Si nous nous référons aux débats impliquant des scientifiques par rencontres réelles, le lieu de rencontre mérite d’être discuté. Si nous nous prenons en considération la recherche de Molinatti (2007, 2010), la survalorisation attribuée d’une façon habituelle par les élèves a été renforcée par la rencontre avec le scientifique dans son laboratoire.
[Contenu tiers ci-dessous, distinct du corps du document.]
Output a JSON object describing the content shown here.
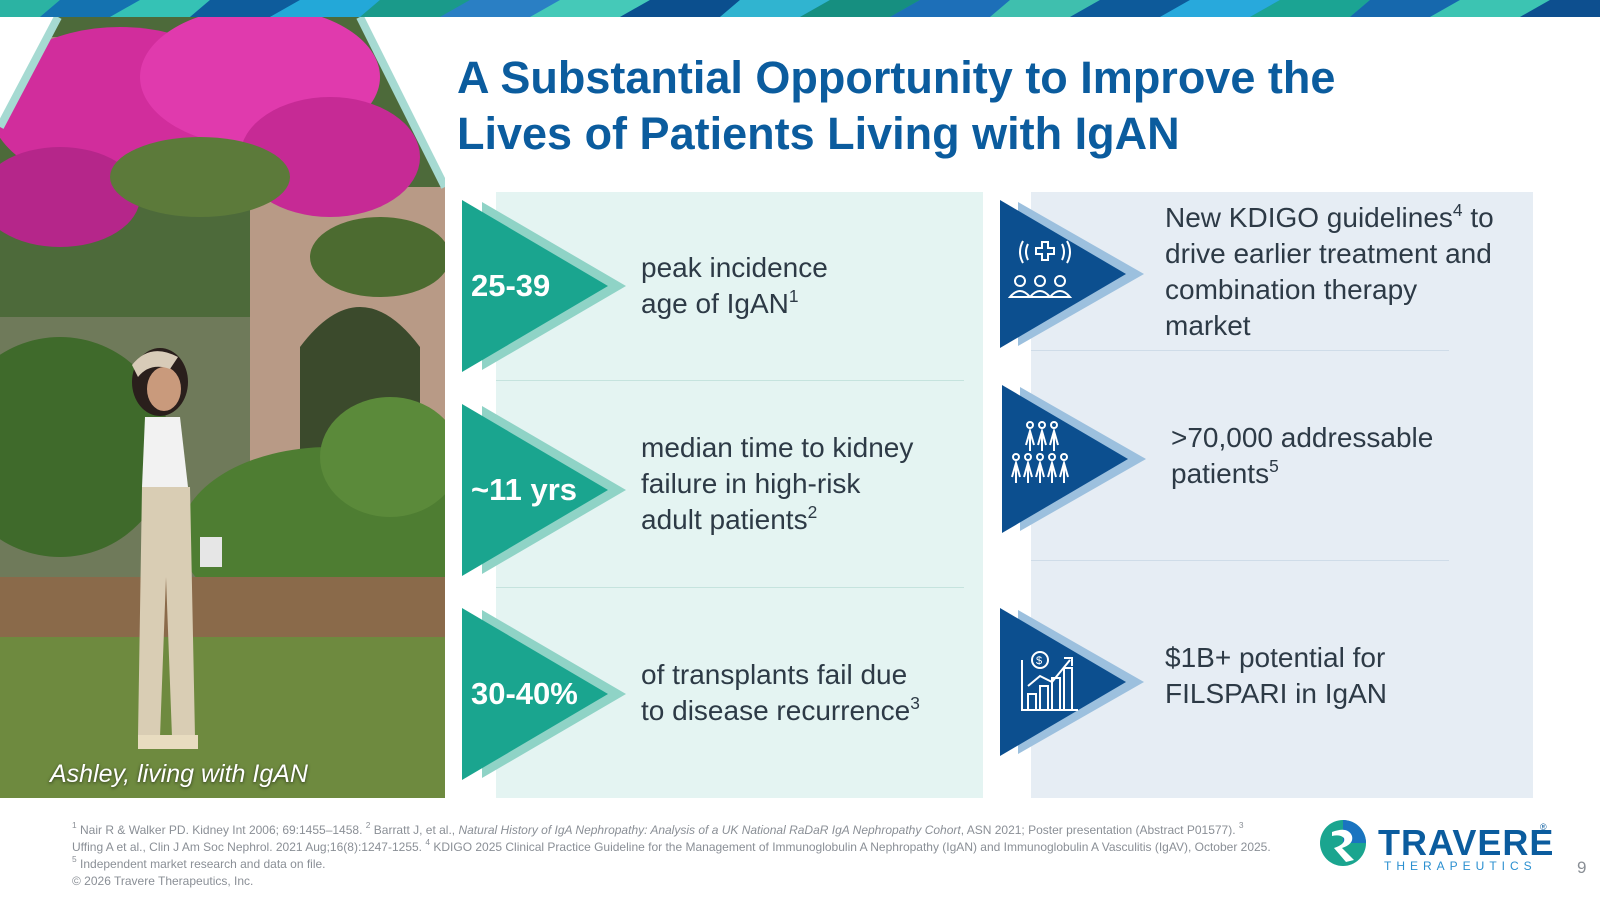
{
  "title": {
    "line1": "A Substantial Opportunity to Improve the",
    "line2": "Lives of Patients Living with IgAN"
  },
  "photo": {
    "caption": "Ashley, living with IgAN"
  },
  "left_stats": [
    {
      "value": "25-39",
      "desc_line1": "peak incidence",
      "desc_line2": "age of IgAN",
      "desc_line2_sup": "1"
    },
    {
      "value": "~11 yrs",
      "desc_line1": "median time to kidney",
      "desc_line2": "failure in high-risk",
      "desc_line3": "adult patients",
      "desc_line3_sup": "2"
    },
    {
      "value": "30-40%",
      "desc_line1": "of transplants fail due",
      "desc_line2": "to disease recurrence",
      "desc_line2_sup": "3"
    }
  ],
  "right_points": [
    {
      "icon": "healthcare-group-icon",
      "line1": "New KDIGO guidelines",
      "line1_sup": "4",
      "line1_tail": " to",
      "line2": "drive earlier treatment and",
      "line3": "combination therapy",
      "line4": "market"
    },
    {
      "icon": "patient-population-icon",
      "line1": ">70,000 addressable",
      "line2": "patients",
      "line2_sup": "5"
    },
    {
      "icon": "revenue-growth-chart-icon",
      "line1": "$1B+ potential for",
      "line2": "FILSPARI in IgAN"
    }
  ],
  "footnotes": {
    "fn1_mark": "1",
    "fn1": "Nair R & Walker PD. Kidney Int 2006; 69:1455–1458.",
    "fn2_mark": "2",
    "fn2_a": "Barratt J, et al., ",
    "fn2_italic": "Natural History of IgA Nephropathy: Analysis of a UK National RaDaR IgA Nephropathy Cohort",
    "fn2_b": ", ASN 2021; Poster presentation (Abstract P01577).",
    "fn3_mark": "3",
    "fn3": "Uffing A et al., Clin J Am Soc Nephrol. 2021 Aug;16(8):1247-1255.",
    "fn4_mark": "4",
    "fn4": "KDIGO 2025 Clinical Practice Guideline for the Management of Immunoglobulin A Nephropathy (IgAN) and Immunoglobulin A Vasculitis (IgAV), October 2025.",
    "fn5_mark": "5",
    "fn5": "Independent market research and data on file.",
    "copyright": "© 2026 Travere Therapeutics, Inc."
  },
  "logo": {
    "word": "TRAVERE",
    "sub": "THERAPEUTICS",
    "reg": "®"
  },
  "page_number": "9",
  "colors": {
    "title_blue": "#0b5c9e",
    "teal": "#1aa58f",
    "teal_light": "#8fd3c6",
    "navy": "#0c4f8f",
    "navy_light": "#9cc0de",
    "panel_teal": "#e4f4f2",
    "panel_blue": "#e6edf4"
  }
}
Le dernier point qui nous semble nécessaire de prendre en compte dans la mise en place d’un débat, au regard des différentes recherches, est la posture de l’enseignant qui, suivant le rôle qu’il endosse, peut favoriser la discussion comme la scléroser. Les attitudes autoritaires n’ont pas permis une approche de communication et ont fermé les débats. La posture la plus propice aux débats semble être celle de régulateur du débat avec une approche non autoritaire de prise en compte des différents points de vue dans une approche de communication. Lorsqu’il s’agit de jeu de rôle ou de simulation de conférence publique, il est souhaitable qu’il endosse un rôle comme le rôle du jury ou le rôle du procureur de la république qui n’intervient pas et qui observe.

Conclusion

Au regard de cette étude, nous pouvons penser que le débat argumenté apparaît comme un dispositif adapté à l’étude d’une QSV. Les auteurs du corpus sont tous en faveur de l’introduction du débat dans le champ scolaire, même si leurs objets de recherche et leurs visées éducatives diffèrent. Malgré la faiblesse globale des connaissances qu’ils constatent dans l’argumentation des élèves, ils mettent en avant la capacité des élèves à s’engager dans ce type de dispositif.
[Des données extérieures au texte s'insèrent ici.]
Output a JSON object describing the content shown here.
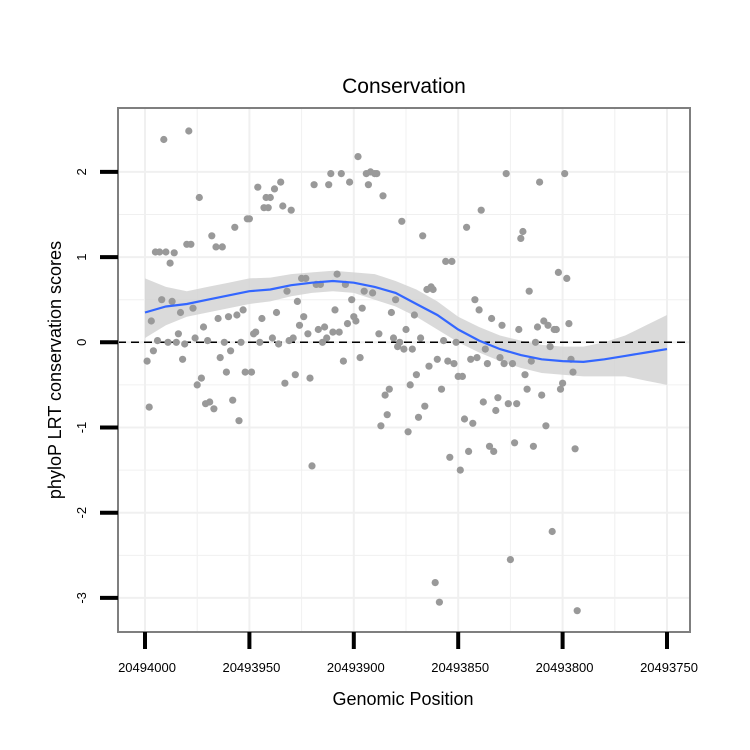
{
  "chart_data": {
    "type": "scatter",
    "title": "Conservation",
    "xlabel": "Genomic Position",
    "ylabel": "phyloP LRT conservation scores",
    "x_reversed": true,
    "xlim": [
      20494000,
      20493750
    ],
    "ylim": [
      -3.4,
      2.75
    ],
    "x_ticks": [
      20494000,
      20493950,
      20493900,
      20493850,
      20493800,
      20493750
    ],
    "x_tick_labels": [
      "20494000",
      "20493950",
      "20493900",
      "20493850",
      "20493800",
      "20493750"
    ],
    "y_ticks": [
      -3,
      -2,
      -1,
      0,
      1,
      2
    ],
    "y_tick_labels": [
      "-3",
      "-2",
      "-1",
      "0",
      "1",
      "2"
    ],
    "reference_line": {
      "y": 0,
      "style": "dashed"
    },
    "grid": true,
    "colors": {
      "points": "#999999",
      "smooth_line": "#3366ff",
      "ribbon": "#d3d3d3",
      "panel_border": "#7f7f7f",
      "grid": "#f0f0f0"
    },
    "series": [
      {
        "type": "scatter",
        "points": [
          [
            20493999,
            -0.22
          ],
          [
            20493998,
            -0.76
          ],
          [
            20493997,
            0.25
          ],
          [
            20493996,
            -0.1
          ],
          [
            20493995,
            1.06
          ],
          [
            20493994,
            0.02
          ],
          [
            20493993,
            1.06
          ],
          [
            20493992,
            0.5
          ],
          [
            20493991,
            2.38
          ],
          [
            20493990,
            1.06
          ],
          [
            20493989,
            0.0
          ],
          [
            20493988,
            0.93
          ],
          [
            20493987,
            0.48
          ],
          [
            20493986,
            1.05
          ],
          [
            20493985,
            0.0
          ],
          [
            20493984,
            0.1
          ],
          [
            20493983,
            0.35
          ],
          [
            20493982,
            -0.2
          ],
          [
            20493981,
            -0.02
          ],
          [
            20493980,
            1.15
          ],
          [
            20493979,
            2.48
          ],
          [
            20493978,
            1.15
          ],
          [
            20493977,
            0.4
          ],
          [
            20493976,
            0.05
          ],
          [
            20493975,
            -0.5
          ],
          [
            20493974,
            1.7
          ],
          [
            20493973,
            -0.42
          ],
          [
            20493972,
            0.18
          ],
          [
            20493971,
            -0.72
          ],
          [
            20493970,
            0.02
          ],
          [
            20493969,
            -0.7
          ],
          [
            20493968,
            1.25
          ],
          [
            20493967,
            -0.78
          ],
          [
            20493966,
            1.12
          ],
          [
            20493965,
            0.28
          ],
          [
            20493964,
            -0.18
          ],
          [
            20493963,
            1.12
          ],
          [
            20493962,
            0.0
          ],
          [
            20493961,
            -0.35
          ],
          [
            20493960,
            0.3
          ],
          [
            20493959,
            -0.1
          ],
          [
            20493958,
            -0.68
          ],
          [
            20493957,
            1.35
          ],
          [
            20493956,
            0.32
          ],
          [
            20493955,
            -0.92
          ],
          [
            20493954,
            0.0
          ],
          [
            20493953,
            0.38
          ],
          [
            20493952,
            -0.35
          ],
          [
            20493951,
            1.45
          ],
          [
            20493950,
            1.45
          ],
          [
            20493949,
            -0.35
          ],
          [
            20493948,
            0.1
          ],
          [
            20493947,
            0.12
          ],
          [
            20493946,
            1.82
          ],
          [
            20493945,
            0.0
          ],
          [
            20493944,
            0.28
          ],
          [
            20493943,
            1.58
          ],
          [
            20493942,
            1.7
          ],
          [
            20493941,
            1.58
          ],
          [
            20493940,
            1.7
          ],
          [
            20493939,
            0.05
          ],
          [
            20493938,
            1.8
          ],
          [
            20493937,
            0.35
          ],
          [
            20493936,
            -0.02
          ],
          [
            20493935,
            1.88
          ],
          [
            20493934,
            1.6
          ],
          [
            20493933,
            -0.48
          ],
          [
            20493932,
            0.6
          ],
          [
            20493931,
            0.02
          ],
          [
            20493930,
            1.55
          ],
          [
            20493929,
            0.05
          ],
          [
            20493928,
            -0.38
          ],
          [
            20493927,
            0.48
          ],
          [
            20493926,
            0.2
          ],
          [
            20493925,
            0.75
          ],
          [
            20493924,
            0.3
          ],
          [
            20493923,
            0.75
          ],
          [
            20493922,
            0.1
          ],
          [
            20493921,
            -0.42
          ],
          [
            20493920,
            -1.45
          ],
          [
            20493919,
            1.85
          ],
          [
            20493918,
            0.68
          ],
          [
            20493917,
            0.15
          ],
          [
            20493916,
            0.68
          ],
          [
            20493915,
            0.0
          ],
          [
            20493914,
            0.18
          ],
          [
            20493913,
            0.05
          ],
          [
            20493912,
            1.85
          ],
          [
            20493911,
            1.98
          ],
          [
            20493910,
            0.12
          ],
          [
            20493909,
            0.38
          ],
          [
            20493908,
            0.8
          ],
          [
            20493907,
            0.12
          ],
          [
            20493906,
            1.98
          ],
          [
            20493905,
            -0.22
          ],
          [
            20493904,
            0.68
          ],
          [
            20493903,
            0.22
          ],
          [
            20493902,
            1.88
          ],
          [
            20493901,
            0.5
          ],
          [
            20493900,
            0.3
          ],
          [
            20493899,
            0.25
          ],
          [
            20493898,
            2.18
          ],
          [
            20493897,
            -0.18
          ],
          [
            20493896,
            0.4
          ],
          [
            20493895,
            0.6
          ],
          [
            20493894,
            1.98
          ],
          [
            20493893,
            1.85
          ],
          [
            20493892,
            2.0
          ],
          [
            20493891,
            0.58
          ],
          [
            20493890,
            1.98
          ],
          [
            20493889,
            1.98
          ],
          [
            20493888,
            0.1
          ],
          [
            20493887,
            -0.98
          ],
          [
            20493886,
            1.72
          ],
          [
            20493885,
            -0.62
          ],
          [
            20493884,
            -0.85
          ],
          [
            20493883,
            -0.55
          ],
          [
            20493882,
            0.35
          ],
          [
            20493881,
            0.05
          ],
          [
            20493880,
            0.5
          ],
          [
            20493879,
            -0.05
          ],
          [
            20493878,
            0.0
          ],
          [
            20493877,
            1.42
          ],
          [
            20493876,
            -0.08
          ],
          [
            20493875,
            0.15
          ],
          [
            20493874,
            -1.05
          ],
          [
            20493873,
            -0.5
          ],
          [
            20493872,
            -0.08
          ],
          [
            20493871,
            0.32
          ],
          [
            20493870,
            -0.38
          ],
          [
            20493869,
            -0.88
          ],
          [
            20493868,
            0.05
          ],
          [
            20493867,
            1.25
          ],
          [
            20493866,
            -0.75
          ],
          [
            20493865,
            0.62
          ],
          [
            20493864,
            -0.28
          ],
          [
            20493863,
            0.65
          ],
          [
            20493862,
            0.62
          ],
          [
            20493861,
            -2.82
          ],
          [
            20493860,
            -0.2
          ],
          [
            20493859,
            -3.05
          ],
          [
            20493858,
            -0.55
          ],
          [
            20493857,
            0.02
          ],
          [
            20493856,
            0.95
          ],
          [
            20493855,
            -0.22
          ],
          [
            20493854,
            -1.35
          ],
          [
            20493853,
            0.95
          ],
          [
            20493852,
            -0.25
          ],
          [
            20493851,
            0.0
          ],
          [
            20493850,
            -0.4
          ],
          [
            20493849,
            -1.5
          ],
          [
            20493848,
            -0.4
          ],
          [
            20493847,
            -0.9
          ],
          [
            20493846,
            1.35
          ],
          [
            20493845,
            -1.28
          ],
          [
            20493844,
            -0.2
          ],
          [
            20493843,
            -0.95
          ],
          [
            20493842,
            0.5
          ],
          [
            20493841,
            -0.18
          ],
          [
            20493840,
            0.38
          ],
          [
            20493839,
            1.55
          ],
          [
            20493838,
            -0.7
          ],
          [
            20493837,
            -0.08
          ],
          [
            20493836,
            -0.25
          ],
          [
            20493835,
            -1.22
          ],
          [
            20493834,
            0.28
          ],
          [
            20493833,
            -1.28
          ],
          [
            20493832,
            -0.8
          ],
          [
            20493831,
            -0.65
          ],
          [
            20493830,
            -0.18
          ],
          [
            20493829,
            0.2
          ],
          [
            20493828,
            -0.25
          ],
          [
            20493827,
            1.98
          ],
          [
            20493826,
            -0.72
          ],
          [
            20493825,
            -2.55
          ],
          [
            20493824,
            -0.25
          ],
          [
            20493823,
            -1.18
          ],
          [
            20493822,
            -0.72
          ],
          [
            20493821,
            0.15
          ],
          [
            20493820,
            1.22
          ],
          [
            20493819,
            1.3
          ],
          [
            20493818,
            -0.38
          ],
          [
            20493817,
            -0.55
          ],
          [
            20493816,
            0.6
          ],
          [
            20493815,
            -0.22
          ],
          [
            20493814,
            -1.22
          ],
          [
            20493813,
            0.0
          ],
          [
            20493812,
            0.18
          ],
          [
            20493811,
            1.88
          ],
          [
            20493810,
            -0.62
          ],
          [
            20493809,
            0.25
          ],
          [
            20493808,
            -0.98
          ],
          [
            20493807,
            0.2
          ],
          [
            20493806,
            -0.05
          ],
          [
            20493805,
            -2.22
          ],
          [
            20493804,
            0.15
          ],
          [
            20493803,
            0.15
          ],
          [
            20493802,
            0.82
          ],
          [
            20493801,
            -0.55
          ],
          [
            20493800,
            -0.48
          ],
          [
            20493799,
            1.98
          ],
          [
            20493798,
            0.75
          ],
          [
            20493797,
            0.22
          ],
          [
            20493796,
            -0.2
          ],
          [
            20493795,
            -0.35
          ],
          [
            20493794,
            -1.25
          ],
          [
            20493793,
            -3.15
          ]
        ]
      },
      {
        "type": "smooth",
        "points": [
          [
            20494000,
            0.35,
            0.05,
            0.75
          ],
          [
            20493990,
            0.42,
            0.2,
            0.65
          ],
          [
            20493980,
            0.45,
            0.3,
            0.6
          ],
          [
            20493970,
            0.5,
            0.35,
            0.65
          ],
          [
            20493960,
            0.55,
            0.4,
            0.7
          ],
          [
            20493950,
            0.6,
            0.45,
            0.75
          ],
          [
            20493940,
            0.62,
            0.48,
            0.76
          ],
          [
            20493930,
            0.67,
            0.54,
            0.8
          ],
          [
            20493920,
            0.7,
            0.58,
            0.82
          ],
          [
            20493910,
            0.72,
            0.6,
            0.84
          ],
          [
            20493900,
            0.7,
            0.58,
            0.82
          ],
          [
            20493890,
            0.65,
            0.5,
            0.8
          ],
          [
            20493880,
            0.58,
            0.42,
            0.72
          ],
          [
            20493870,
            0.45,
            0.3,
            0.62
          ],
          [
            20493860,
            0.32,
            0.15,
            0.48
          ],
          [
            20493850,
            0.15,
            0.0,
            0.3
          ],
          [
            20493840,
            0.02,
            -0.12,
            0.18
          ],
          [
            20493830,
            -0.08,
            -0.22,
            0.08
          ],
          [
            20493820,
            -0.15,
            -0.3,
            0.02
          ],
          [
            20493810,
            -0.2,
            -0.36,
            -0.03
          ],
          [
            20493800,
            -0.22,
            -0.38,
            -0.05
          ],
          [
            20493790,
            -0.23,
            -0.4,
            -0.05
          ],
          [
            20493780,
            -0.2,
            -0.4,
            0.0
          ],
          [
            20493770,
            -0.16,
            -0.4,
            0.08
          ],
          [
            20493760,
            -0.12,
            -0.45,
            0.2
          ],
          [
            20493750,
            -0.08,
            -0.5,
            0.32
          ]
        ]
      }
    ]
  }
}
Les différents types de débats, étudiés dans ce corpus, posent des problèmes dans la mise en œuvre en classe. Les recherches retenues dans ce corpus mettent en lumière certains problèmes spécifiques à certains. Nous avons montré les écueils des jeux de rôle et l’intérêt des débats en petits groupes pour une prise de décision. Les premiers doivent être construits avec précaution et les seconds posent un problème d’implantation sur le terrain au regard de l’organisation actuelle du collège et du lycée en France. Cependant, ils laissent à penser qu’ils sont des outils pertinents pour le chercheur. En effet, ils permettent d’approcher plus finement l’élève dans la construction de sa pensée et mettent en lumière certains aspects gommés par les débats en groupe classe : par exemple ces études ont pu montrer que tous les élèves n’avaient pas une perception réaliste des sciences. L’approche des QSSs par les jeux de rôle est très populaire auprès des élèves. Mais, même si ces dispositifs permettent aux élèves d’être confrontés à des opinions contraires pour éclaircir leur propre pensée, ils ont aussi besoin d’occasions de considérer et de discuter leurs propres positions sur QSS dans d’autres formes de débat.
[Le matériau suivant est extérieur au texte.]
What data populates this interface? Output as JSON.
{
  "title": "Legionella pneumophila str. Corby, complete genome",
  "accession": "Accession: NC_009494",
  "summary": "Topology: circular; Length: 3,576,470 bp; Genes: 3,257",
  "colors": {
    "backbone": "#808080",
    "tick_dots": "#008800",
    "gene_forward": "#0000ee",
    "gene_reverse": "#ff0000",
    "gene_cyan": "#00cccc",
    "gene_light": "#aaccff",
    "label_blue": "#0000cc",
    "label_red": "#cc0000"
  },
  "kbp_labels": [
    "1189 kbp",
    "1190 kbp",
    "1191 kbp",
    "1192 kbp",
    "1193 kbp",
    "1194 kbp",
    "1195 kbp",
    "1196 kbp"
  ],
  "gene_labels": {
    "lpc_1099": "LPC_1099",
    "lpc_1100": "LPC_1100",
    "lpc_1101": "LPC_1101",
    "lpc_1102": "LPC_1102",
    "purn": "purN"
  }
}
Bien qu’il soit difficile de comparer les apports des dispositifs les uns par rapport aux autres, certains protocoles de débats semblent plus porteurs pour l’étude d’une QSS comme

nous l’avons discuté précédemment. Au vu du corpus, les débats organisés autour d’une question réelle proche du quotidien de l’élève dans des conférences de consensus simulées apparaissent comme une réponse adaptée à l’étude des QSS en contexte scolaire pour aborder des aspects politiques de ces questions. Ces dispositifs sont d’ailleurs bien proches des débats de citoyens où se côtoient différents publics. C’est l’occasion de débattre entre pairs, de construire des arguments à partir de sources documentaires, de s’interroger sur leur validité et sur la notion de preuve scientifique. C’est aussi dans ces débats que la dimension politique est abordée comme cela a été mis en évidence dans l’étude du corpus, en plus des dimensions éthique et sociale. Ces aspects sont caractéristiques des QSSs. Ils laissent donc penser que les débats sont bien des modalités d’étude propices à la prise en compte de leur complexité. De plus les critiques d’instrumentalisation et de légitimation des décisions collectives de ces débats dans la sphère publique ne sont pas recevables dans le champ scolaire lorsqu’il s’agit de considérer ces simulations de conférences citoyennes comme un moyen d’apprentissage d’une EC critique que nous défendons et non pas comme un simulacre de débat public.